The Lippisch Delta VI was a proposed single-seat, twin-jet experimental delta flying wing aircraft begun in 1943 by German designer Alexander Lippisch, as the developed version of the P.11 bomber project begun while he was still working for Messerschmitt in 1942. The only prototype was destroyed in June 1944 while still under construction.

==Design and development==
===P.11 bomber for Messerschmitt===
During 1942, while still working on the Messerschmitt Me 163 rocket fighter, Alexander Lippisch conceived a larger but similarly tailless bomber with twin jet engines buried in a thick wing, designated P.11.

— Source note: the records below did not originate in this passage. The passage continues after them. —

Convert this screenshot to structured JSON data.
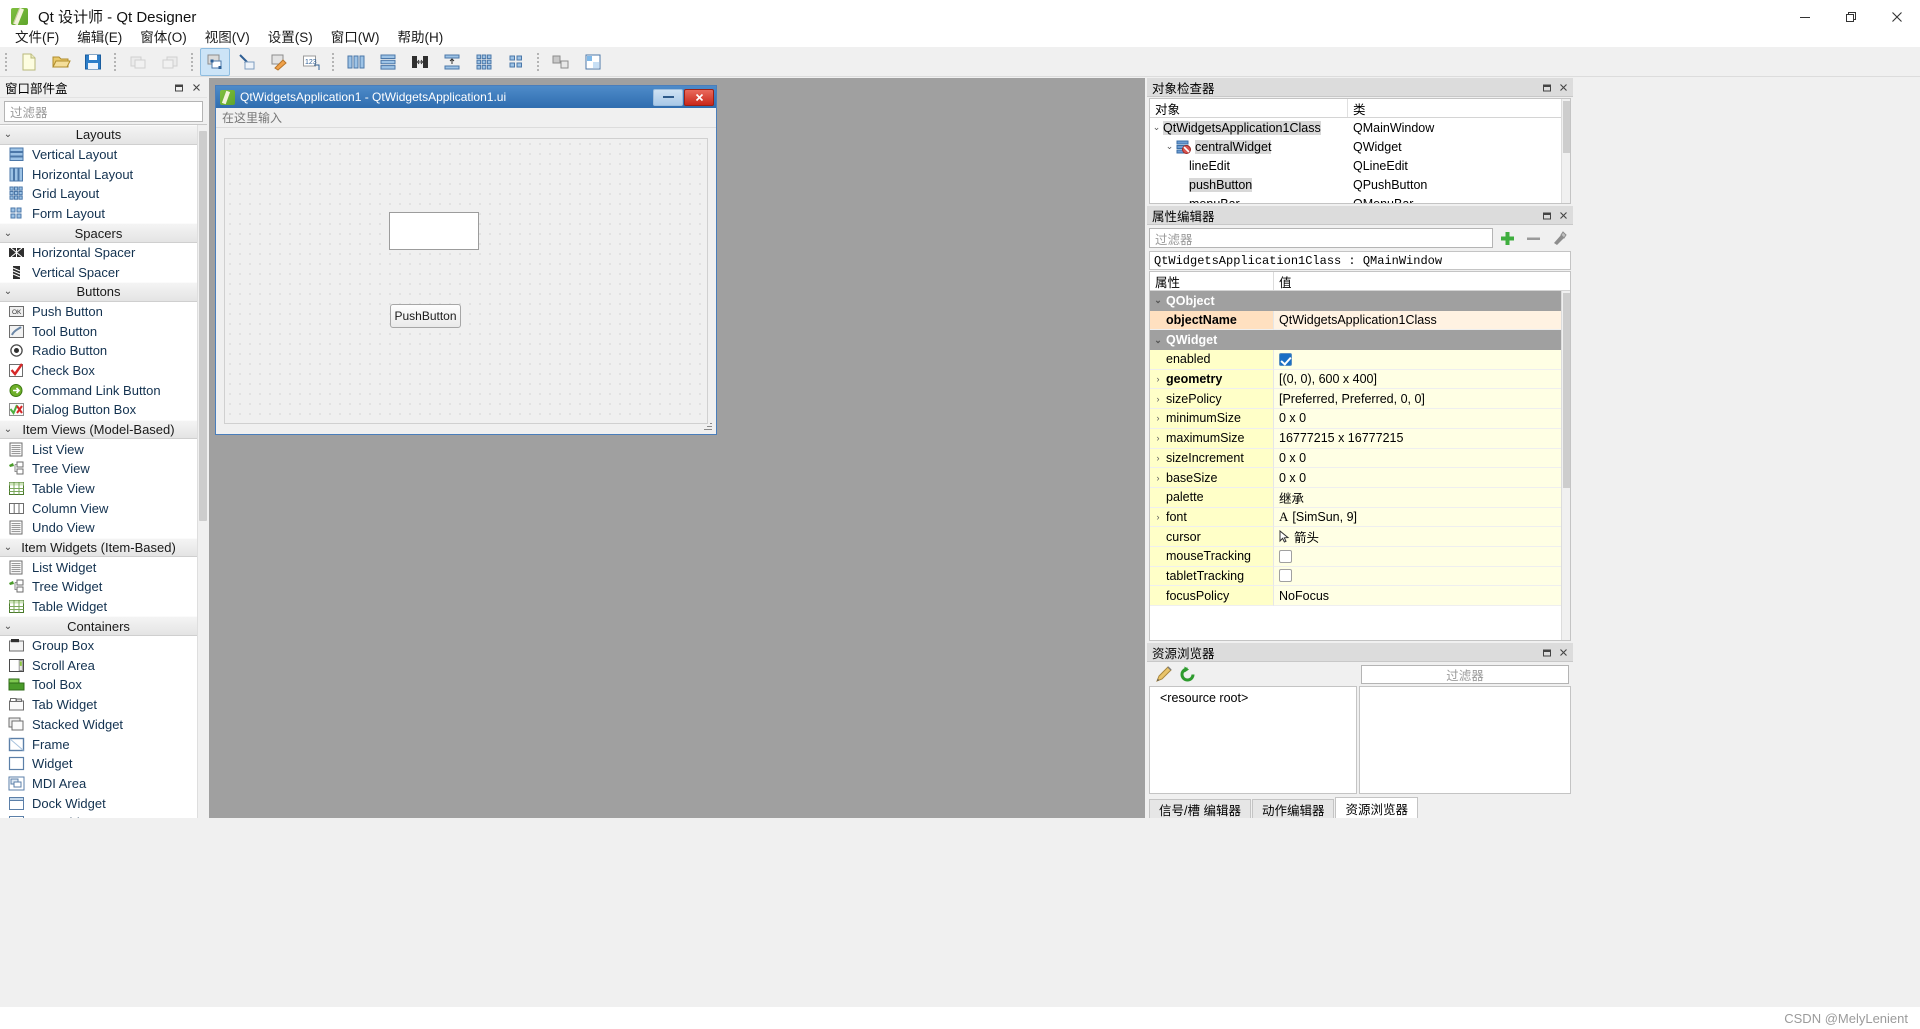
{
  "window": {
    "title": "Qt 设计师 - Qt Designer",
    "app_icon": "qt-designer-icon",
    "minimize_label": "最小化",
    "restore_label": "还原",
    "close_label": "关闭"
  },
  "menubar": {
    "items": [
      {
        "label": "文件(F)",
        "name": "menu-file"
      },
      {
        "label": "编辑(E)",
        "name": "menu-edit"
      },
      {
        "label": "窗体(O)",
        "name": "menu-form"
      },
      {
        "label": "视图(V)",
        "name": "menu-view"
      },
      {
        "label": "设置(S)",
        "name": "menu-settings"
      },
      {
        "label": "窗口(W)",
        "name": "menu-window"
      },
      {
        "label": "帮助(H)",
        "name": "menu-help"
      }
    ]
  },
  "toolbar": {
    "groups": [
      {
        "buttons": [
          {
            "name": "new-file-icon",
            "state": "normal"
          },
          {
            "name": "open-file-icon",
            "state": "normal"
          },
          {
            "name": "save-file-icon",
            "state": "normal"
          }
        ]
      },
      {
        "buttons": [
          {
            "name": "undo-icon",
            "state": "disabled"
          },
          {
            "name": "redo-icon",
            "state": "disabled"
          }
        ]
      },
      {
        "buttons": [
          {
            "name": "edit-widgets-icon",
            "state": "active"
          },
          {
            "name": "edit-signals-slots-icon",
            "state": "normal"
          },
          {
            "name": "edit-buddies-icon",
            "state": "normal"
          },
          {
            "name": "edit-tab-order-icon",
            "state": "normal"
          }
        ]
      },
      {
        "buttons": [
          {
            "name": "layout-horizontally-icon",
            "state": "normal"
          },
          {
            "name": "layout-vertically-icon",
            "state": "normal"
          },
          {
            "name": "layout-splitter-horizontal-icon",
            "state": "normal"
          },
          {
            "name": "layout-splitter-vertical-icon",
            "state": "normal"
          },
          {
            "name": "layout-grid-icon",
            "state": "normal"
          },
          {
            "name": "layout-form-icon",
            "state": "normal"
          }
        ]
      },
      {
        "buttons": [
          {
            "name": "break-layout-icon",
            "state": "normal"
          },
          {
            "name": "adjust-size-icon",
            "state": "normal"
          }
        ]
      }
    ]
  },
  "widget_box": {
    "title": "窗口部件盒",
    "float_button": "float-icon",
    "close_button": "close-icon",
    "filter_placeholder": "过滤器",
    "categories": [
      {
        "name": "layouts",
        "label": "Layouts",
        "expanded": true,
        "items": [
          {
            "label": "Vertical Layout",
            "icon": "vertical-layout-icon"
          },
          {
            "label": "Horizontal Layout",
            "icon": "horizontal-layout-icon"
          },
          {
            "label": "Grid Layout",
            "icon": "grid-layout-icon"
          },
          {
            "label": "Form Layout",
            "icon": "form-layout-icon"
          }
        ]
      },
      {
        "name": "spacers",
        "label": "Spacers",
        "expanded": true,
        "items": [
          {
            "label": "Horizontal Spacer",
            "icon": "horizontal-spacer-icon"
          },
          {
            "label": "Vertical Spacer",
            "icon": "vertical-spacer-icon"
          }
        ]
      },
      {
        "name": "buttons",
        "label": "Buttons",
        "expanded": true,
        "items": [
          {
            "label": "Push Button",
            "icon": "push-button-icon"
          },
          {
            "label": "Tool Button",
            "icon": "tool-button-icon"
          },
          {
            "label": "Radio Button",
            "icon": "radio-button-icon"
          },
          {
            "label": "Check Box",
            "icon": "check-box-icon"
          },
          {
            "label": "Command Link Button",
            "icon": "command-link-button-icon"
          },
          {
            "label": "Dialog Button Box",
            "icon": "dialog-button-box-icon"
          }
        ]
      },
      {
        "name": "item-views-model-based",
        "label": "Item Views (Model-Based)",
        "expanded": true,
        "items": [
          {
            "label": "List View",
            "icon": "list-view-icon"
          },
          {
            "label": "Tree View",
            "icon": "tree-view-icon"
          },
          {
            "label": "Table View",
            "icon": "table-view-icon"
          },
          {
            "label": "Column View",
            "icon": "column-view-icon"
          },
          {
            "label": "Undo View",
            "icon": "undo-view-icon"
          }
        ]
      },
      {
        "name": "item-widgets-item-based",
        "label": "Item Widgets (Item-Based)",
        "expanded": true,
        "items": [
          {
            "label": "List Widget",
            "icon": "list-widget-icon"
          },
          {
            "label": "Tree Widget",
            "icon": "tree-widget-icon"
          },
          {
            "label": "Table Widget",
            "icon": "table-widget-icon"
          }
        ]
      },
      {
        "name": "containers",
        "label": "Containers",
        "expanded": true,
        "items": [
          {
            "label": "Group Box",
            "icon": "group-box-icon"
          },
          {
            "label": "Scroll Area",
            "icon": "scroll-area-icon"
          },
          {
            "label": "Tool Box",
            "icon": "tool-box-icon"
          },
          {
            "label": "Tab Widget",
            "icon": "tab-widget-icon"
          },
          {
            "label": "Stacked Widget",
            "icon": "stacked-widget-icon"
          },
          {
            "label": "Frame",
            "icon": "frame-icon"
          },
          {
            "label": "Widget",
            "icon": "widget-icon"
          },
          {
            "label": "MDI Area",
            "icon": "mdi-area-icon"
          },
          {
            "label": "Dock Widget",
            "icon": "dock-widget-icon"
          },
          {
            "label": "QAxWidget",
            "icon": "qax-widget-icon"
          }
        ]
      }
    ]
  },
  "form_window": {
    "title": "QtWidgetsApplication1 - QtWidgetsApplication1.ui",
    "icon": "qt-form-icon",
    "minimize_label": "最小化",
    "close_label": "关闭",
    "menu_placeholder": "在这里输入",
    "widgets": {
      "line_edit": {
        "name": "lineEdit",
        "value": ""
      },
      "push_button": {
        "name": "pushButton",
        "label": "PushButton"
      }
    }
  },
  "object_inspector": {
    "title": "对象检查器",
    "float_button": "float-icon",
    "close_button": "close-icon",
    "columns": [
      "对象",
      "类"
    ],
    "rows": [
      {
        "indent": 0,
        "chevron": "v",
        "icon": "",
        "object": "QtWidgetsApplication1Class",
        "class": "QMainWindow",
        "selected": true
      },
      {
        "indent": 1,
        "chevron": "v",
        "icon": "central-widget-icon",
        "object": "centralWidget",
        "class": "QWidget",
        "selected": true
      },
      {
        "indent": 2,
        "chevron": "",
        "icon": "",
        "object": "lineEdit",
        "class": "QLineEdit",
        "selected": false
      },
      {
        "indent": 2,
        "chevron": "",
        "icon": "",
        "object": "pushButton",
        "class": "QPushButton",
        "selected": true
      },
      {
        "indent": 2,
        "chevron": "",
        "icon": "",
        "object": "menuBar",
        "class": "QMenuBar",
        "selected": false
      }
    ]
  },
  "property_editor": {
    "title": "属性编辑器",
    "float_button": "float-icon",
    "close_button": "close-icon",
    "filter_placeholder": "过滤器",
    "add_button": "add-icon",
    "remove_button": "remove-icon",
    "configure_button": "configure-icon",
    "class_label": "QtWidgetsApplication1Class : QMainWindow",
    "columns": [
      "属性",
      "值"
    ],
    "rows": [
      {
        "type": "group",
        "name": "QObject",
        "value": "",
        "chevron": "v"
      },
      {
        "type": "prop",
        "name": "objectName",
        "value": "QtWidgetsApplication1Class",
        "tone": "peach",
        "bold": true,
        "chevron": ""
      },
      {
        "type": "group",
        "name": "QWidget",
        "value": "",
        "chevron": "v"
      },
      {
        "type": "prop",
        "name": "enabled",
        "value": "",
        "tone": "yellow",
        "control": "checkbox-on",
        "chevron": ""
      },
      {
        "type": "prop",
        "name": "geometry",
        "value": "[(0, 0), 600 x 400]",
        "tone": "yellow",
        "bold": true,
        "chevron": ">"
      },
      {
        "type": "prop",
        "name": "sizePolicy",
        "value": "[Preferred, Preferred, 0, 0]",
        "tone": "yellow",
        "chevron": ">"
      },
      {
        "type": "prop",
        "name": "minimumSize",
        "value": "0 x 0",
        "tone": "yellow",
        "chevron": ">"
      },
      {
        "type": "prop",
        "name": "maximumSize",
        "value": "16777215 x 16777215",
        "tone": "yellow",
        "chevron": ">"
      },
      {
        "type": "prop",
        "name": "sizeIncrement",
        "value": "0 x 0",
        "tone": "yellow",
        "chevron": ">"
      },
      {
        "type": "prop",
        "name": "baseSize",
        "value": "0 x 0",
        "tone": "yellow",
        "chevron": ">"
      },
      {
        "type": "prop",
        "name": "palette",
        "value": "继承",
        "tone": "yellow",
        "chevron": ""
      },
      {
        "type": "prop",
        "name": "font",
        "value": "[SimSun, 9]",
        "tone": "yellow",
        "control": "font-icon",
        "chevron": ">"
      },
      {
        "type": "prop",
        "name": "cursor",
        "value": "箭头",
        "tone": "yellow",
        "control": "cursor-icon",
        "chevron": ""
      },
      {
        "type": "prop",
        "name": "mouseTracking",
        "value": "",
        "tone": "yellow",
        "control": "checkbox-off",
        "chevron": ""
      },
      {
        "type": "prop",
        "name": "tabletTracking",
        "value": "",
        "tone": "yellow",
        "control": "checkbox-off",
        "chevron": ""
      },
      {
        "type": "prop",
        "name": "focusPolicy",
        "value": "NoFocus",
        "tone": "yellow",
        "chevron": ""
      }
    ]
  },
  "resource_browser": {
    "title": "资源浏览器",
    "float_button": "float-icon",
    "close_button": "close-icon",
    "edit_button": "pencil-icon",
    "reload_button": "reload-icon",
    "filter_placeholder": "过滤器",
    "root_label": "<resource root>"
  },
  "bottom_tabs": {
    "tabs": [
      {
        "label": "信号/槽 编辑器",
        "name": "tab-signal-slot-editor",
        "active": false
      },
      {
        "label": "动作编辑器",
        "name": "tab-action-editor",
        "active": false
      },
      {
        "label": "资源浏览器",
        "name": "tab-resource-browser",
        "active": true
      }
    ]
  },
  "watermark": "CSDN @MelyLenient"
}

===P.11 flying-wing fighter===
Following his departure for his own independent design office near Vienna in Austria, Lippisch returned to the P.11 and radically revised it. The fuselage shrank to a short forward cockpit nacelle. The engines were placed quite close together inside the wing, with intakes in the roots and the otherwise straight trailing edge cut back for the exhausts. The wing planform was a cropped delta of moderate sweep. Small twin fins were located either side of the trailing edge cutback. Construction of a full-scale mock-up began in 1943.

===Delta VI===
By the time work on an experimental prototype was begun, the project had become the Delta VI. Around this time Lippisch conceived of a "power wing", a hollow monocoque shell whose interior formed the internal duct of the main powerplant. He initially intended the Delta VI to have such a wing construction, but later drawings suggest that this was too difficult to realise under the prevailing war conditions.

On 16 and 24 June 1944 the USAF bombed Vienna, destroying the factory where prototype V1 was under construction and killing over forty of his co-workers. The prototype was moved to a new site but could not be completed before the Soviet arrival in Vienna caused Lippisch and his colleagues to flee.

Lippisch went on to further develop the power wing concept in his P.12 and P.13a and b projects.